Regia: Katia Berardi
Collaborazione di: Pierluigi Siena
Riprese: Rudy Cocer
Copyright: Provincia Autonoma di Bolzano
Anno: 2001
Durata: 15′
L’ufficio Cultura Italiana e la Provincia Autonoma di Bolzano presenta un’altra iniziativa per capire l’arte attraverso un percorso guidato.
Gino Severini (Cortona 1883 – Parigi 1966)
Interventi: Pier Luigi Siena, Romana Severini, figlia del pittore, Daniela Fonti, curatrice della mostra “Severini futurista”, Museo Gugenheim, Venezia Inizia a dipingere molto giovane a Roma dove conosce Umberto Boccioni e con lui frequenta lo studio di Giacomo Balla, artista già affermato da cui ricava i primi contatti con il post-impressionismo e la tecnica divisionista, che influenzeranno le sue prime composizioni
(Via di Porta Pinciana al tramonto, 1903).
A Parigi, dove si trasferisce nel 1906, Severini conosce l’arte di Seurat, stringe amicizia con Modigliani e può ammirare le opere cubiste di Picasso e Braque.
Nel 1910 aderisce al Manifesto della pittura futurista, assieme a Balla, Boccioni, Carrà e Russolo e negli anni seguenti svolge una proficua funzione di tramite tra l’arte degli amici futuristi e gli ultimi sviluppi della ricerca artistica raggiunti nella capitale francese, in particolare con il cubismo.
A Parigi frequenta oltre ai circoli di intellettuali, i cabarets ed i locali di Mont Martre, dipingendo scene di vita notturna. Sono di questo periodo opere come Le chat noir, (1912), La dance du Pan Pan a Monico, una tela che sintetizza cubismo e futurismo (distrutta durante il nazismo e ridipinta nel 1959 da Severini stesso, in base a fotografie), le prime Danzatrici, che rivelano una “Weltanschaung” (visione della realtà ) del tutto rinnovata, in seguito alle teorizzazioni futuriste di Marinetti, ma anche e soprattutto per una nuova concezione della pittura da parte di Severini.
Brillantezza del colore, rottura degli schemi prospettici e della gerarchia figurativa, movimento e dinamismo futurista si esplicitano nelle opere di questo periodo, in particolare nella serie di dipinti ispirati alla danza, (Ryhtme de danseuse en bleu, 1912), che offrono anche la scoperta della simultaneità e la moltiplicazione dei punti di vista.

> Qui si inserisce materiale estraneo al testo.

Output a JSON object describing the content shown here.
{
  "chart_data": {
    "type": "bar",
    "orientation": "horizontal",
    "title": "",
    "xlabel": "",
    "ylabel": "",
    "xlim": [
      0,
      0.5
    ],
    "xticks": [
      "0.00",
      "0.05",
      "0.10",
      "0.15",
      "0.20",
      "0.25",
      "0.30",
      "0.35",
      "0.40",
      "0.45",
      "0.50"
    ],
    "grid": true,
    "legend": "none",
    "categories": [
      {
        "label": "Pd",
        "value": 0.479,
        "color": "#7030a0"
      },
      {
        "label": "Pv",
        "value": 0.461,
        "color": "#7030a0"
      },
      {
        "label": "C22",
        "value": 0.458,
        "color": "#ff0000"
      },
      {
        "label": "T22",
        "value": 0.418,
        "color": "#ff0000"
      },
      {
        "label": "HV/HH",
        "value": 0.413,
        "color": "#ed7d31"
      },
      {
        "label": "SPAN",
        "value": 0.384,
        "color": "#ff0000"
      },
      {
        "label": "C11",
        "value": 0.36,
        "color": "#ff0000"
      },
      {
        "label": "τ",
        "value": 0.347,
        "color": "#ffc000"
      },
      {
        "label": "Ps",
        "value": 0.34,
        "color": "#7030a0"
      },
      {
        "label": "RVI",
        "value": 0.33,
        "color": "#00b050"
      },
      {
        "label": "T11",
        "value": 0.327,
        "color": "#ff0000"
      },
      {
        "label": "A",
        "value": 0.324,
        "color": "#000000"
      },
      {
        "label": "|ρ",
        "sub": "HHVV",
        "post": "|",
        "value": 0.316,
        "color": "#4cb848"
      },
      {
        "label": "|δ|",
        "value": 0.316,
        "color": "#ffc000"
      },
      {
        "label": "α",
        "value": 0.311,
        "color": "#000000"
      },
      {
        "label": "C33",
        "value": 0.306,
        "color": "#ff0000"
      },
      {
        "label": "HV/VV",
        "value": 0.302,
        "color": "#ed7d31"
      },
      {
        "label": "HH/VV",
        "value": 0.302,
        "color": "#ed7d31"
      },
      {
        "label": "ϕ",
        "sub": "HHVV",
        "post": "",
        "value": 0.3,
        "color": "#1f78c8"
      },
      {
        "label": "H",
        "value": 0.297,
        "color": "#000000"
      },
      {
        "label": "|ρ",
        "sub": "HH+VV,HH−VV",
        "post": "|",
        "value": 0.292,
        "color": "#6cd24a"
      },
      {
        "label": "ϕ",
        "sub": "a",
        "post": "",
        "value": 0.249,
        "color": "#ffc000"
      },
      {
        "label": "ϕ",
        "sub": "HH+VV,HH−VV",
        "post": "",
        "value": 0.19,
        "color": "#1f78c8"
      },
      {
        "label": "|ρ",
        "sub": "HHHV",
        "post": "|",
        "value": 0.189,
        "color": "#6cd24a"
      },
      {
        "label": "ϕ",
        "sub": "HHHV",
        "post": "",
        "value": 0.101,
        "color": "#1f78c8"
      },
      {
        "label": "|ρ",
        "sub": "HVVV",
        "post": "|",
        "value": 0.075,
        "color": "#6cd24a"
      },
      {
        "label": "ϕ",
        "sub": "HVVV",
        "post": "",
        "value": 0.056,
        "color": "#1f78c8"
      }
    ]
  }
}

Contemporaneamente e negli anni successivi Severini sperimenta anche i collage cubisti (Omaggio a mio padre, 1912), interpretando la scomposizione cubista come successione ritmica di piani e colori (La donna seduta, 1914).
Nel 1916, tempera la sperimentazione in una classicità tipicamente italiana (Ritratto di Jeanne e Maternità , 1916), anticipando il “ritorno all’ordine” proclamato di lì a poco in tutta Europa.
Conosce il matematico Bricard, si appassiona agli studi della geometria e della matematica e nel 1921 pubblica il testo Du cubisme au classicisme in cui si esplicita il suo interesse teorico-scientifico e la ricerca estetica di armonia e rigore costruttivo.
Sotto il segno del ritorno ad un plasticismo di stampo tradizionale sono le grandi decorazioni del castello di Montefugoni (Firenze), e i vari Arlecchini e maschere del teatro dell’arte. Dopo l’incontro con il filosofo Maritain, si acuiscono le crisi religiose e Severini si avvia ad una concezione dell’arte sempre più mistica.
Vuole creare una nuova lettura del sacro, attraverso la decorazione parietale delle chiese, recuperando allÂ’artista il suo antico mestiere di narratore al servizio dello spirito. Tra la metà degli anni Venti e Trenta, affresca e lavora a mosaico in molte chiese svizzere. Negli anni Quaranta torna ad una sorta di post-cubismo.
Abbandonata la registrazione documentaria dei fatti, la sua pittura approda ad una rinnovata libertà formale. Severini ritorna al tema caro della danza e dello spettacolo come vortice astratto di luci e colori
(Ritmo ed architettura delle tre Grazie, 1949; Pas de deux n. 1, 2, 1950).